Willkommen in Schwerin, wo die erste Joho Broiler-Bar der Landeshauptstadt entsteht – und zwar in einem Tempo, das selbst die Planer nicht mehr erklären können. Was eigentlich im Juni eröffnen sollte, lässt jetzt auf den Herbst warten. Vielleicht. Wenn überhaupt in diesem Jahr.
In der Puschkinstraße, dort, wo früher Cocktails über den Tresen des „Burwitz“ gingen, wird derzeit gehämmert, gefliest und verkabelt. Der Umbau des ehemaligen Restaurants zur ersten Broiler-Bar der Marke Joho in Schwerin läuft – nur leider nicht so zügig, wie ursprünglich versprochen. Die Eröffnung war für Juni 2026 angekündigt. Jetzt ist sie nach aktuellem Stand irgendwo zwischen „noch in diesem Jahr“ und „wir bleiben gespannt“.

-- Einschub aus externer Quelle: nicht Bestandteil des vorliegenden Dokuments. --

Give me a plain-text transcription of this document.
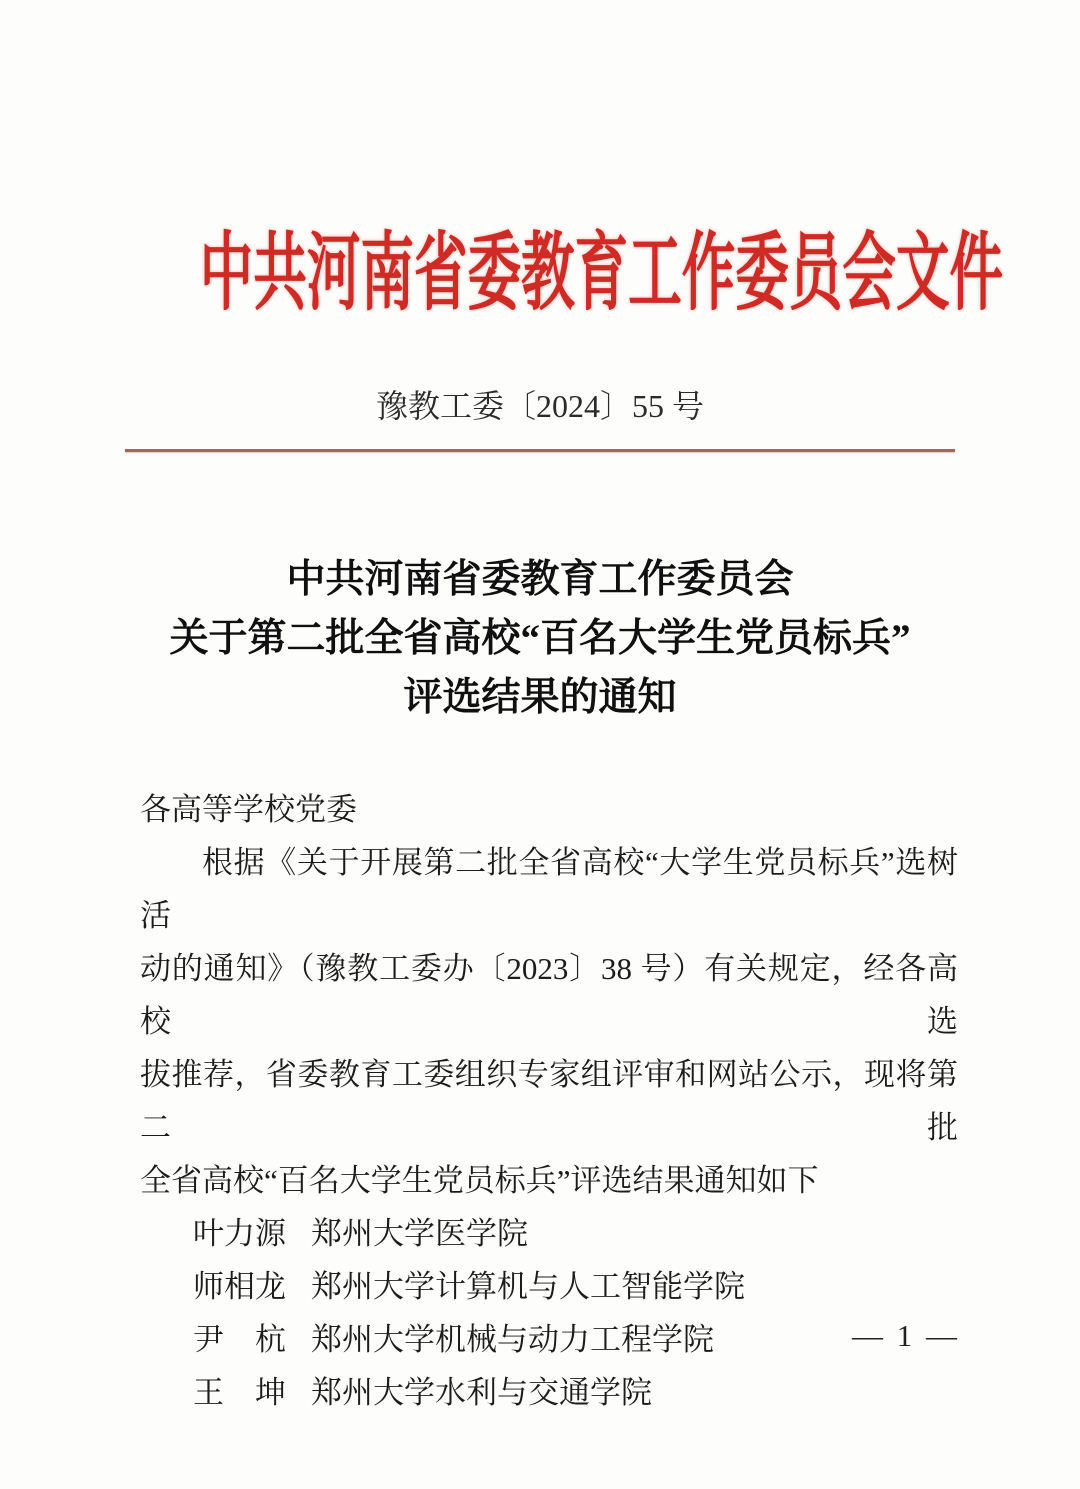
中共河南省委教育工作委员会文件
豫教工委〔2024〕55 号
中共河南省委教育工作委员会
关于第二批全省高校“百名大学生党员标兵”
评选结果的通知
各高等学校党委
根据《关于开展第二批全省高校“大学生党员标兵”选树活
动的通知》（豫教工委办〔2023〕38 号）有关规定，经各高校选
拔推荐，省委教育工委组织专家组评审和网站公示，现将第二批
全省高校“百名大学生党员标兵”评选结果通知如下
叶力源 郑州大学医学院
师相龙 郑州大学计算机与人工智能学院
尹　杭 郑州大学机械与动力工程学院
王　坤 郑州大学水利与交通学院
— 1 —
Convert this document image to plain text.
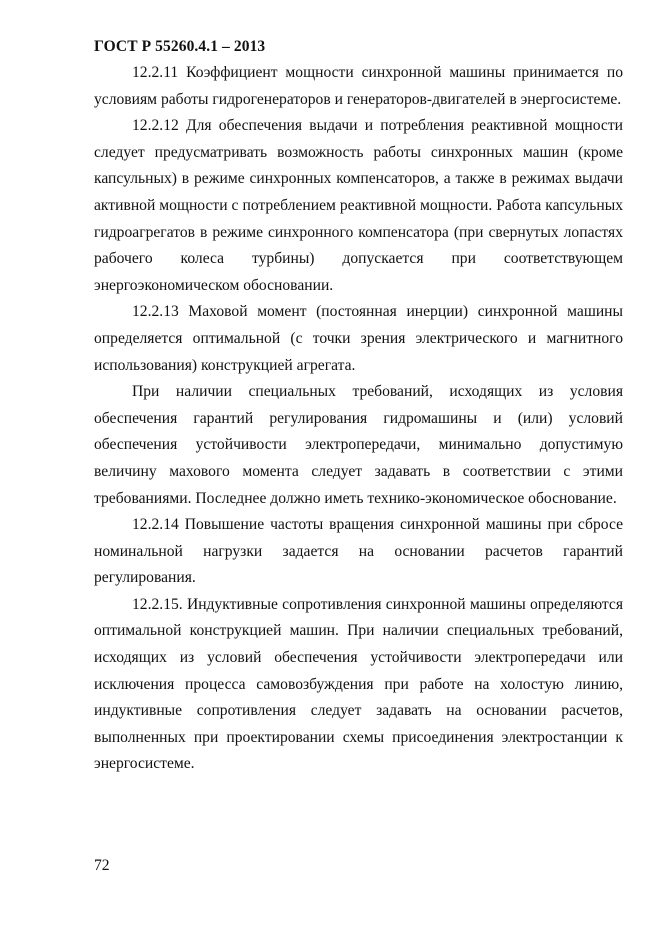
ГОСТ Р 55260.4.1 – 2013

12.2.11 Коэффициент мощности синхронной машины принимается по условиям работы гидрогенераторов и генераторов-двигателей в энергосистеме.

12.2.12 Для обеспечения выдачи и потребления реактивной мощности следует предусматривать возможность работы синхронных машин (кроме капсульных) в режиме синхронных компенсаторов, а также в режимах выдачи активной мощности с потреблением реактивной мощности. Работа капсульных гидроагрегатов в режиме синхронного компенсатора (при свернутых лопастях рабочего колеса турбины) допускается при соответствующем энергоэкономическом обосновании.

12.2.13 Маховой момент (постоянная инерции) синхронной машины определяется оптимальной (с точки зрения электрического и магнитного использования) конструкцией агрегата.

При наличии специальных требований, исходящих из условия обеспечения гарантий регулирования гидромашины и (или) условий обеспечения устойчивости электропередачи, минимально допустимую величину махового момента следует задавать в соответствии с этими требованиями. Последнее должно иметь технико-экономическое обоснование.

12.2.14 Повышение частоты вращения синхронной машины при сбросе номинальной нагрузки задается на основании расчетов гарантий регулирования.

12.2.15. Индуктивные сопротивления синхронной машины определяются оптимальной конструкцией машин. При наличии специальных требований, исходящих из условий обеспечения устойчивости электропередачи или исключения процесса самовозбуждения при работе на холостую линию, индуктивные сопротивления следует задавать на основании расчетов, выполненных при проектировании схемы присоединения электростанции к энергосистеме.

72
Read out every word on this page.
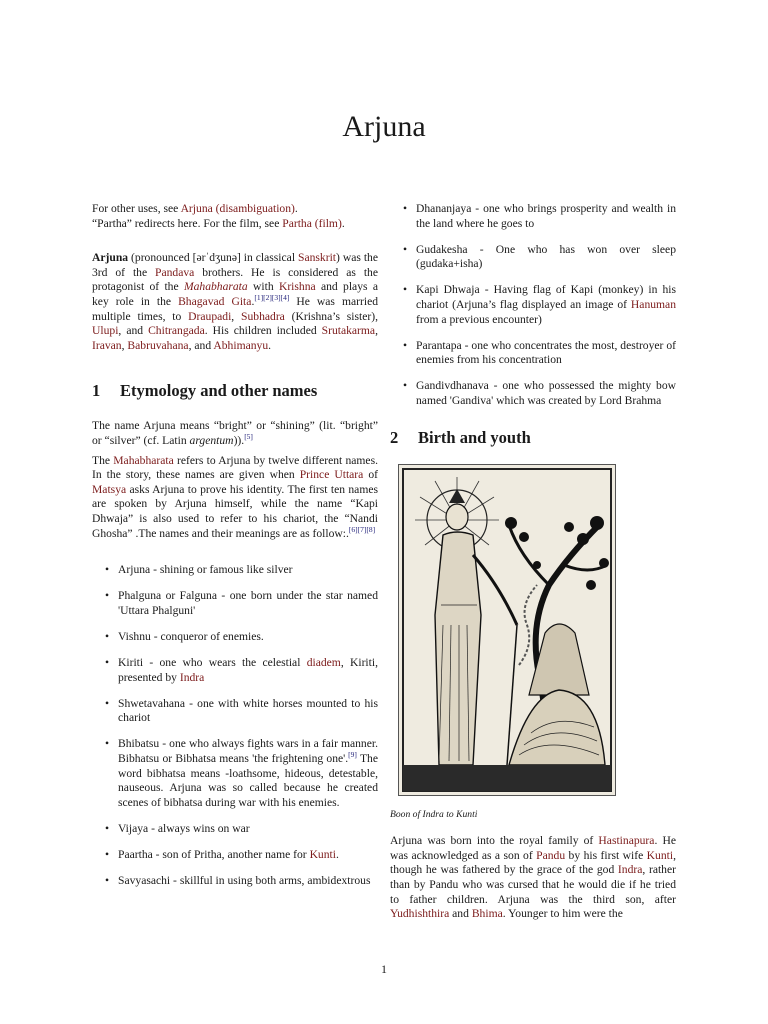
Arjuna

For other uses, see Arjuna (disambiguation).
“Partha” redirects here. For the film, see Partha (film).

Arjuna (pronounced [ərˈdʒunə] in classical Sanskrit) was the 3rd of the Pandava brothers. He is considered as the protagonist of the Mahabharata with Krishna and plays a key role in the Bhagavad Gita.[1][2][3][4] He was married multiple times, to Draupadi, Subhadra (Krishna’s sister), Ulupi, and Chitrangada. His children included Srutakarma, Iravan, Babruvahana, and Abhimanyu.

1 Etymology and other names

The name Arjuna means “bright” or “shining” (lit. “bright” or “silver” (cf. Latin argentum)).[5]

The Mahabharata refers to Arjuna by twelve different names. In the story, these names are given when Prince Uttara of Matsya asks Arjuna to prove his identity. The first ten names are spoken by Arjuna himself, while the name “Kapi Dhwaja” is also used to refer to his chariot, the “Nandi Ghosha” .The names and their meanings are as follow:.[6][7][8]

• Arjuna - shining or famous like silver
• Phalguna or Falguna - one born under the star named 'Uttara Phalguni'
• Vishnu - conqueror of enemies.
• Kiriti - one who wears the celestial diadem, Kiriti, presented by Indra
• Shwetavahana - one with white horses mounted to his chariot
• Bhibatsu - one who always fights wars in a fair manner. Bibhatsu or Bibhatsa means 'the frightening one'.[9] The word bibhatsa means -loathsome, hideous, detestable, nauseous. Arjuna was so called because he created scenes of bibhatsa during war with his enemies.
• Vijaya - always wins on war
• Paartha - son of Pritha, another name for Kunti.
• Savyasachi - skillful in using both arms, ambidextrous
• Dhananjaya - one who brings prosperity and wealth in the land where he goes to
• Gudakesha - One who has won over sleep (gudaka+isha)
• Kapi Dhwaja - Having flag of Kapi (monkey) in his chariot (Arjuna’s flag displayed an image of Hanuman from a previous encounter)
• Parantapa - one who concentrates the most, destroyer of enemies from his concentration
• Gandivdhanava - one who possessed the mighty bow named 'Gandiva' which was created by Lord Brahma
2 Birth and youth

Boon of Indra to Kunti

Arjuna was born into the royal family of Hastinapura. He was acknowledged as a son of Pandu by his first wife Kunti, though he was fathered by the grace of the god Indra, rather than by Pandu who was cursed that he would die if he tried to father children. Arjuna was the third son, after Yudhishthira and Bhima. Younger to him were the

1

Vom Cocktail zum Broiler, vom Zeitplan in die brodelnde Baustelle
Wer derzeit an der Baustelle vorbeikommt, sieht: Hier ist noch einiges zu tun. Vom Elektrikumbau über Böden und Wände bis hin zur kompletten Einrichtung – alles wird neu gemacht. Der Stand der Arbeiten wirkt nicht so, als könnte in den nächsten Wochen irgendjemand hier Broiler bestellen. Das sieht eher nach Herbst aus. Eventuell. Mit Glück.
„Ein Blick auf den Baufortschritt! Die neue Joho Broiler Bar Schwerin nimmt immer mehr Gestalt an. Wir freuen uns riesig auf die Eröffnung noch in diesem Jahr – bleibt gespannt, es wird groß!“
Joho, auf Social Media
70 Plätze, eine Terrasse, achte Filiale in MV
Konkret soll die neue Broiler-Bar mehr als 70 Gästen Platz bieten – ergänzt durch eine Außenterrasse, die schon der frühere „Burwitz“ nutzte. Direkt nebenan betreibt Inhaber Jonas Holtz bereits das Joho Eisparadies. Wer also demnächst Lust auf DDR-Nostalgie hat, kann danach direkt ein Softeis dranhängen. Ein Komplettpaket, wie es nur unsere Landeshauptstadt bietet: erst Hähnchen, dann Eisdiele.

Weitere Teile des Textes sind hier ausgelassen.